このような担当取締役における取締役会で決定したリスク管理体制を構築すべき義務や担当以外の取締役の監視義務が善管注意義務に含まれます。
Tさん:
分かりました😉
では、昨今、よく聞くCISO(Chief Information Security Officer)はどういう位置づけになるのですか?担当取締役ですか?
北條:
企業はどのような運営体制にするか、管理体制にするかということを自由に設計することができますので、CISOの地位も各社バラバラに設計できます。CISOを担当取締役とするのであれば、上記の善管注意義務をCISOが負うことになります。一方、CISOを経営者とは位置づけず、担当取締役の下部組織、つまり自身の部下に位置づける場合には、担当取締役がリスク管理体制構築義務を負い、CISOに具体的に指示して実施することになります。この場合、CISOは従業員としての役割であるため、経営者と同じ善管注意義務を負うことはなく、経営者としての善管注意義務を負うのは、担当取締役ということになります。

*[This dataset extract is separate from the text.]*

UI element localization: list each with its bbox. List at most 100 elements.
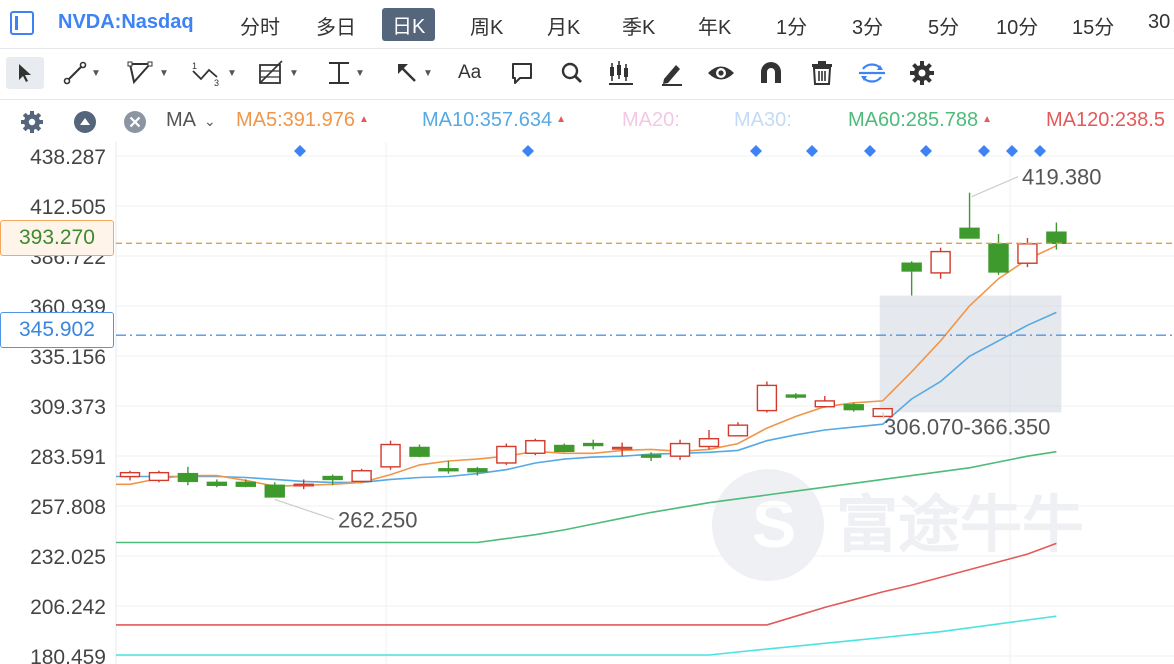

話を元に戻すと、経営者が情報セキュリティに対して無知や無策であれば、この善管注意義務を果たしたとはいえず、善管注意義務に違反していると認められてしまうことも考えられるのです。
Tさん:
なるほど!!よくわかりました。
プレミアムな恐竜関連グッズを買いたい私の希望を叶えてくれるためには、私がそれを集めているということを提供者に知ってもらう必要があるわけですが、必要以上の情報を収集されたり、情報管理に不備があって外部に漏えいしてしまえば、私が不利益を受けるかもしれないですね。

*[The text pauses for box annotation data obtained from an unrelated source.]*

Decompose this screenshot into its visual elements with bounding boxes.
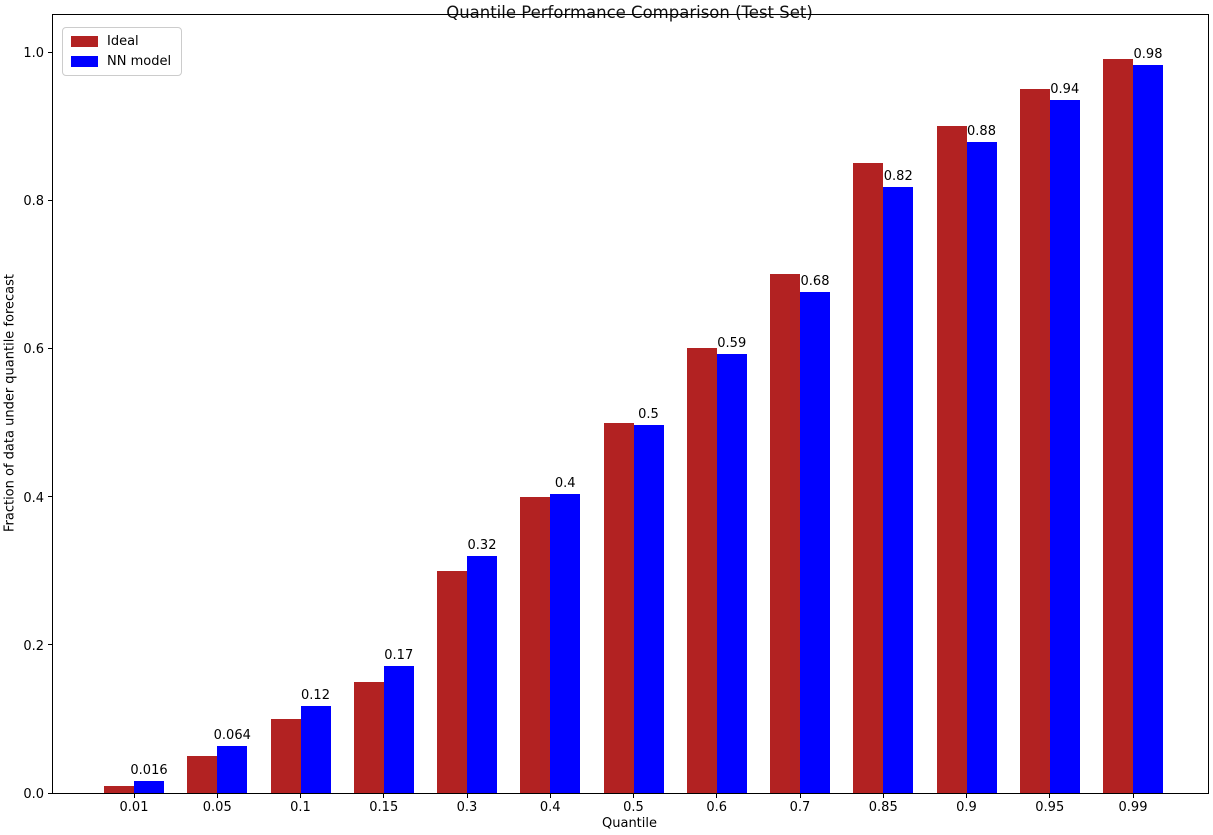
bar-nn-model	[633, 424, 664, 793]
bar-nn-model	[1133, 64, 1163, 793]
x-tick-label: 0.3	[456, 800, 478, 815]
x-tick-mark	[882, 793, 884, 798]
x-tick-mark	[383, 793, 385, 798]
bar-ideal	[270, 718, 301, 793]
y-tick-mark	[48, 644, 53, 646]
legend-entry-ideal: Ideal	[71, 34, 171, 49]
y-tick-label: 0.8	[23, 194, 44, 210]
x-tick-label: 0.5	[623, 800, 644, 815]
ideal-color-swatch	[71, 36, 98, 47]
y-tick-label: 0.2	[23, 638, 44, 654]
chart-title: Quantile Performance Comparison (Test Se…	[446, 3, 813, 22]
bar-ideal	[437, 570, 467, 793]
y-tick-mark	[48, 496, 53, 498]
bar-value-label: 0.32	[467, 537, 497, 553]
bar-nn-model	[217, 745, 248, 793]
x-tick-label: 0.85	[868, 800, 898, 815]
bar-value-label: 0.88	[967, 124, 996, 140]
bar-value-label: 0.17	[384, 648, 414, 664]
bar-ideal	[1103, 59, 1133, 793]
x-tick-mark	[549, 793, 551, 798]
y-tick-label: 1.0	[23, 46, 44, 62]
x-tick-mark	[133, 793, 135, 798]
x-tick-label: 0.7	[789, 800, 811, 815]
bar-nn-model	[467, 555, 497, 793]
bar-nn-model	[550, 494, 581, 793]
bar-nn-model	[716, 354, 747, 793]
legend: Ideal NN model	[62, 27, 183, 76]
x-tick-label: 0.01	[119, 800, 149, 815]
bar-ideal	[603, 422, 634, 793]
y-tick-mark	[48, 199, 53, 201]
x-tick-mark	[1049, 793, 1051, 798]
x-tick-label: 0.99	[1118, 800, 1148, 815]
bar-ideal	[936, 126, 967, 793]
bar-nn-model	[1049, 100, 1080, 793]
x-tick-mark	[633, 793, 634, 798]
bar-nn-model	[383, 666, 414, 793]
legend-label: NN model	[107, 54, 172, 69]
x-tick-mark	[300, 793, 301, 798]
y-tick-label: 0.0	[23, 787, 44, 802]
bar-ideal	[520, 496, 551, 793]
bar-nn-model	[800, 292, 830, 793]
x-tick-label: 0.9	[956, 800, 977, 815]
x-tick-label: 0.6	[706, 800, 728, 815]
bar-nn-model	[300, 706, 331, 793]
x-tick-label: 0.4	[539, 800, 561, 815]
bar-ideal	[104, 785, 134, 793]
x-tick-mark	[716, 793, 718, 798]
y-tick-mark	[48, 347, 53, 349]
legend-label: Ideal	[107, 34, 139, 49]
bar-ideal	[353, 681, 384, 793]
y-tick-label: 0.4	[23, 490, 44, 506]
y-tick-mark	[48, 792, 53, 794]
x-tick-mark	[466, 793, 468, 798]
bar-value-label: 0.94	[1050, 82, 1080, 98]
x-tick-label: 0.1	[290, 800, 311, 815]
bar-value-label: 0.98	[1133, 46, 1163, 62]
x-tick-mark	[1132, 793, 1134, 798]
bar-value-label: 0.68	[800, 274, 830, 290]
y-tick-mark	[48, 51, 53, 53]
bar-ideal	[187, 755, 218, 793]
bar-value-label: 0.82	[883, 168, 913, 184]
legend-entry-nn-model: NN model	[71, 54, 171, 69]
y-axis-label: Fraction of data under quantile forecast	[2, 273, 18, 533]
bar-nn-model	[966, 142, 997, 793]
bar-ideal	[770, 274, 800, 793]
bar-nn-model	[134, 781, 164, 793]
bar-ideal	[853, 163, 884, 793]
nn-model-color-swatch	[71, 56, 98, 67]
bar-value-label: 0.59	[717, 336, 747, 352]
bar-value-label: 0.4	[554, 476, 576, 492]
y-tick-label: 0.6	[23, 342, 44, 358]
bar-value-label: 0.064	[213, 727, 251, 743]
bar-value-label: 0.016	[130, 763, 168, 779]
x-tick-label: 0.05	[202, 800, 232, 815]
bar-ideal	[686, 348, 717, 793]
x-axis-label: Quantile	[602, 816, 657, 831]
x-tick-label: 0.15	[369, 800, 399, 815]
bar-ideal	[1019, 89, 1050, 793]
bar-value-label: 0.12	[301, 688, 330, 704]
plot-area: Ideal NN model 0.0 0.2 0.4 0.6 0.8 1.0 0.01 0.0…	[23, 14, 1209, 815]
bar-nn-model	[883, 186, 914, 793]
x-tick-mark	[216, 793, 218, 798]
bar-value-label: 0.5	[638, 406, 659, 422]
x-tick-mark	[799, 793, 801, 798]
x-tick-mark	[966, 793, 967, 798]
x-tick-label: 0.95	[1035, 800, 1065, 815]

そもそも、基盤(プラットフォーム)サービスを提供している企業は、そのサービスによって利用料などの利益を得ているわけで、情報セキュリティ対策をきちんとしておらず、サイバー攻撃の被害に遭ったら、自分たちも被害者だというのは筋違いということになりますね。
北條:
そうですね。
また、被害に遭った人は企業と経営者の両方に対して損害賠償を請求できますが、通常はまず企業に対して損害賠償を請求し、企業が損害を受けたのは経営者の善管注意義務違反だとして、企業が経営者に責任を追及することになります。
Tさん:
そうすると、善管注意義務違反にならないようにするにはどうしたらよいか、何を検討しておくべきか、ということが不安な経営者の方々、よくわからない経営者の方々に、本書を読んでいただくのがよさそうですね。
先生、今日はどうもありがとうございました。